Uveal tumors can originate through melanocytes residing within the iris. Benign melanocytic tumors, such as iris freckles in addition to moles (nevi), are common in addition to pose no health risks, unless they show signs of malignancy, in which case they are classified as iris melanomas. Though derived through uveal melanocytes, iris melanomas share more in common with cutaneous (skin) melanomas, in in which they frequently harbor BRAF mutations associated with ultraviolet damage. Iris melanomas are much less likely to metastasize than additional uveal melanomas, in addition to less likely to impair vision if detected in addition to treated early.

Posterior uveal melanoma

Benign melanocytic tumors of the choroid, such as choroidal freckles in addition to nevi, are very common in addition to pose no health risks, unless they show signs of malignancy, in which case they are considered melanomas. Uveal melanoma will be distinct through most skin melanomas associated with ultraviolet exposure; however, in which shares several similarities with non-sun-exposed melanomas, such as acral melanomas in addition to mucosal melanomas. BRAF mutations are extremely rare in posterior uveal melanomas; instead, uveal melanomas frequently harbor GNAQ/GNA11 mutations, a trait shared with blue nevi, Nevus of Ota, in addition to Ocular melanosis. As seen in BRAF, mutations in GNAQ/GNA11 are early events in tumorigenesis in addition to are not prognostic for tumor stage or later metastatic spread. In contrast, mutations inside the gene BAP1 are strongly linked to metastatic spread in addition to patient survival. Incidence of posterior uveal melanoma will be highest among people with light skin in addition to blue eyes. additional risk factors, such as blue light exposure in addition to arc welding have been put forward, although are still debated inside the field. Mobile phone use will be not a risk factor for uveal melanoma.

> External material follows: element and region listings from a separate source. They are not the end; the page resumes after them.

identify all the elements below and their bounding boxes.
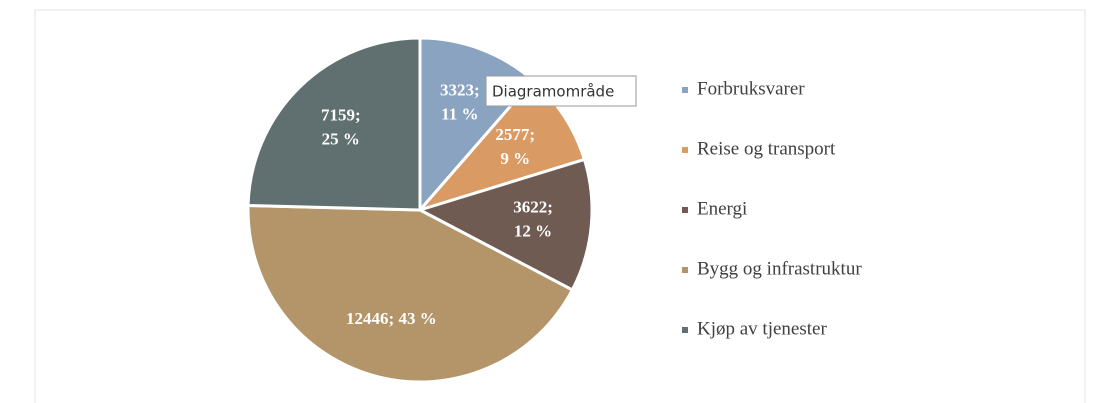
legend-label: Energi <box>697 198 747 219</box>
legend-swatch <box>682 267 688 273</box>
legend-label: Forbruksvarer <box>697 78 805 99</box>
pie-slice <box>416 157 594 292</box>
legend-label: Bygg og infrastruktur <box>697 258 862 279</box>
pie <box>246 36 594 384</box>
tooltip-text: Diagramområde <box>492 83 614 101</box>
labels: 3323; 11 % 2577; 9 % 3622; 12 % 12446; 43 % 715… <box>321 81 553 328</box>
pie-slice <box>246 36 422 212</box>
tooltip: Diagramområde <box>485 75 637 107</box>
data-label: 2577; 9 % <box>495 125 535 168</box>
data-label: 7159; 25 % <box>321 106 361 149</box>
legend: Forbruksvarer Reise og transport Energi Byg… <box>682 78 862 339</box>
data-label: 12446; 43 % <box>346 309 437 328</box>
legend-swatch <box>682 207 688 213</box>
legend-label: Kjøp av tjenester <box>697 318 827 339</box>
legend-swatch <box>682 147 688 153</box>
tooltip-box <box>485 75 637 107</box>
legend-swatch <box>682 327 688 333</box>
pie-slice <box>246 203 575 384</box>
data-label: 3323; 11 % <box>440 81 480 124</box>
data-label: 3622; 12 % <box>513 197 553 240</box>
legend-swatch <box>682 87 688 93</box>
legend-label: Reise og transport <box>697 138 836 159</box>
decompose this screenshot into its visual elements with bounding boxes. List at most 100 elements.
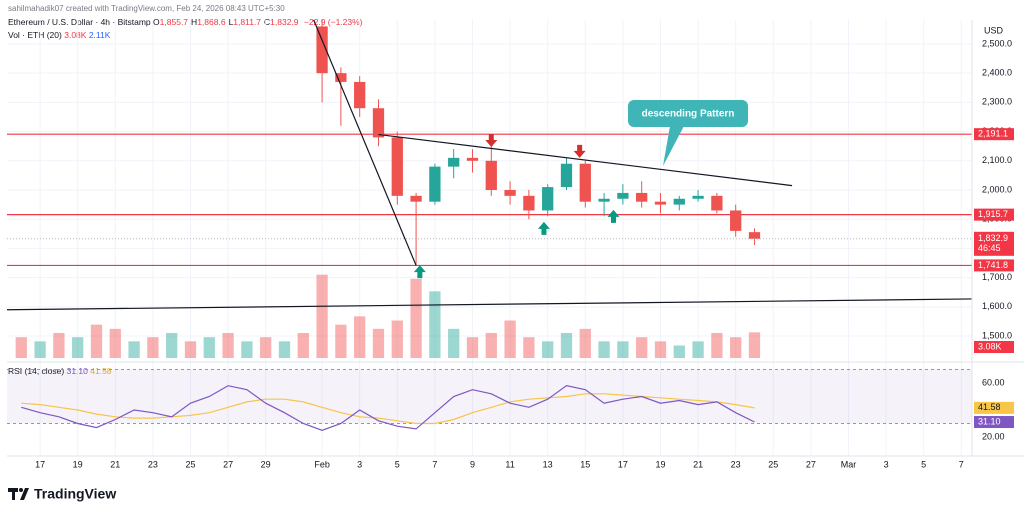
candle-body	[711, 195, 723, 211]
ohlc-value: 1,855.7	[159, 17, 189, 27]
x-tick-label: 19	[73, 459, 83, 469]
volume-bar	[466, 337, 479, 358]
price-level-tag	[974, 128, 1014, 141]
credit: sahilmahadik07 created with TradingView.…	[8, 4, 285, 13]
rsi-ma-tag-label: 41.58	[978, 402, 1001, 412]
volume-last: 3.08K	[64, 30, 87, 40]
rsi-ma: 41.58	[90, 366, 112, 376]
volume-bar	[504, 320, 516, 358]
volume-bar	[429, 291, 441, 358]
candle-body	[673, 198, 685, 205]
volume-bar	[184, 341, 197, 358]
volume-bar	[241, 341, 253, 358]
annotation-pointer	[663, 126, 684, 166]
volume-bar	[523, 337, 535, 358]
volume-bar	[692, 341, 704, 358]
ohlc-key: L	[228, 17, 234, 27]
x-tick-label: 3	[884, 459, 889, 469]
price-level-tag	[974, 259, 1014, 272]
x-tick-label: 5	[395, 459, 400, 469]
volume-bar	[636, 337, 648, 358]
trendline	[313, 20, 417, 266]
candle-body	[748, 232, 761, 239]
volume-title: Vol · ETH (20)	[8, 30, 62, 40]
volume-bar	[90, 324, 103, 358]
brand-logo	[8, 488, 29, 500]
candle-body	[316, 26, 328, 74]
rsi-tick-label: 20.00	[982, 431, 1005, 441]
y-tick-label: 1,700.0	[982, 272, 1012, 282]
volume-bar	[542, 341, 554, 358]
volume-bar	[579, 328, 591, 358]
last-price-label: 1,832.9	[978, 233, 1008, 243]
brand: TradingView	[34, 486, 116, 502]
volume-bar	[128, 341, 140, 358]
signal-arrow	[413, 265, 426, 279]
volume-bar	[15, 337, 27, 358]
x-tick-label: 21	[693, 459, 703, 469]
trendline	[7, 298, 972, 311]
price-level-tag	[974, 208, 1014, 221]
volume-bar	[335, 324, 347, 358]
candle-body	[617, 192, 629, 199]
rsi-values-line	[21, 385, 755, 431]
price-pane	[7, 20, 972, 311]
x-tick-label: 23	[148, 459, 158, 469]
ohlc-key: C	[264, 17, 271, 27]
price-level-label: 1,915.7	[978, 209, 1008, 219]
signal-arrow	[607, 209, 620, 223]
y-tick-label: 2,100.0	[982, 155, 1012, 165]
volume-bar	[673, 345, 685, 358]
ohlc-value: 1,811.7	[233, 17, 262, 27]
volume-bar	[316, 274, 328, 358]
signal-arrow	[485, 134, 498, 148]
volume-bar	[598, 341, 610, 358]
volume-bar	[617, 341, 629, 358]
ohlc-key: O	[153, 17, 160, 27]
x-tick-label: 27	[806, 459, 816, 469]
rsi-band	[7, 369, 972, 424]
x-tick-label: 3	[357, 459, 362, 469]
x-tick-label: 23	[731, 459, 741, 469]
volume-bar	[147, 337, 159, 358]
volume-bar	[372, 328, 385, 358]
volume-bar	[203, 337, 215, 358]
volume-bar	[748, 332, 761, 358]
x-tick-label: 13	[543, 459, 553, 469]
x-tick-label: 21	[110, 459, 120, 469]
background-layer	[7, 20, 972, 455]
x-tick-label: 25	[768, 459, 778, 469]
symbol: Ethereum / U.S. Dollar · 4h · Bitstamp	[8, 17, 151, 27]
candle-body	[448, 157, 460, 167]
y-tick-label: 2,300.0	[982, 97, 1012, 107]
ohlc: O1,855.7 H1,868.6 L1,811.7 C1,832.9	[153, 17, 302, 27]
candle-body	[410, 195, 422, 202]
candle-body	[560, 163, 573, 188]
rsi-tag	[974, 416, 1014, 429]
y-tick-label: 1,500.0	[982, 330, 1012, 340]
volume-bar	[166, 333, 178, 358]
volume-tag	[974, 341, 1014, 353]
candle-body	[391, 137, 403, 196]
volume-bar	[654, 341, 667, 358]
volume-bar	[109, 328, 121, 358]
ohlc-value: 1,832.9	[270, 17, 299, 27]
x-tick-label: 25	[185, 459, 195, 469]
candle-body	[654, 201, 667, 205]
countdown-label: 46:45	[978, 243, 1001, 253]
volume-bar	[260, 337, 272, 358]
volume-bar	[297, 333, 309, 358]
ohlc-value: 1,868.6	[197, 17, 226, 27]
last-price-tag	[974, 231, 1014, 256]
volume-bar	[53, 333, 65, 358]
candle-body	[542, 187, 554, 211]
price-level-label: 1,741.8	[978, 260, 1008, 270]
annotation: descending Pattern	[642, 109, 735, 120]
x-tick-label: 17	[618, 459, 628, 469]
candle-body	[485, 160, 497, 190]
x-tick-label: 17	[35, 459, 45, 469]
volume-bar	[448, 328, 460, 358]
price-level-label: 2,191.1	[978, 129, 1008, 139]
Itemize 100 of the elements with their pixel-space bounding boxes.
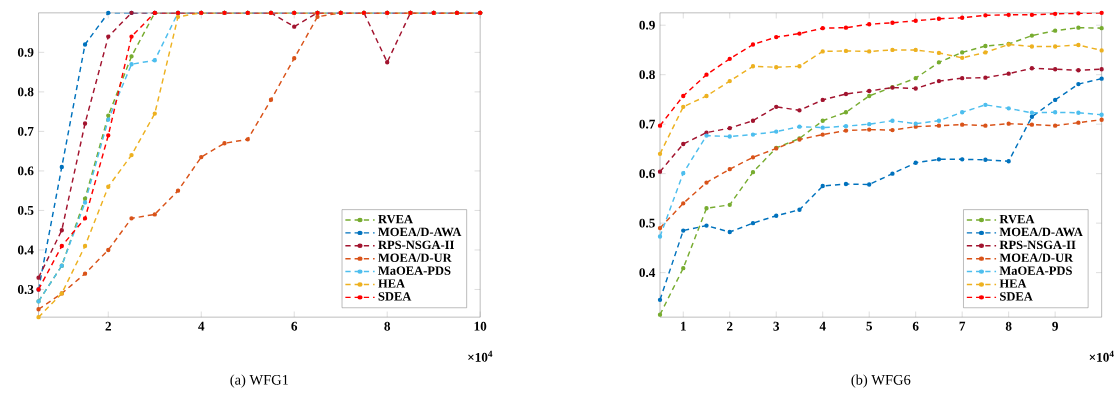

The treatment protocol for uveal melanoma has been directed by many clinical studies, the most important being "The Collaborative Ocular Melanoma Study" (COMS). The treatment varies depending upon many factors, chief among them, the size of the tumor. Primary treatment can involve removal of the affected eye (enucleation); however, This specific will be currently reserved for cases of extreme tumor burden or additional secondary problems. Advances in radiation therapies have significantly decreased the number of patients treated by enucleation in developed countries. The most common radiation treatment will be plaque brachytherapy, in which a modest disc-shaped shield (plaque) encasing radioactive seeds (most often Iodine-125, though Ruthenium-106 in addition to Palladium-103 are also used) will be attached to the outside surface of the eye, overlying the tumor. The plaque will be left in place for a few days in addition to then removed. The risk of metastasis after plaque radiotherapy will be the same as in which of enucleation, suggesting in which micrometastatic spread occurs prior to treatment of the primary tumor. additional modalities of treatment include transpupillary thermotherapy, external beam proton therapy, resection of the tumor, Gamma Knife stereotactic radiosurgery or a combination of different modalities. Different surgical resection techniques can include trans-scleral partial choroidectomy, in addition to transretinal endoresection.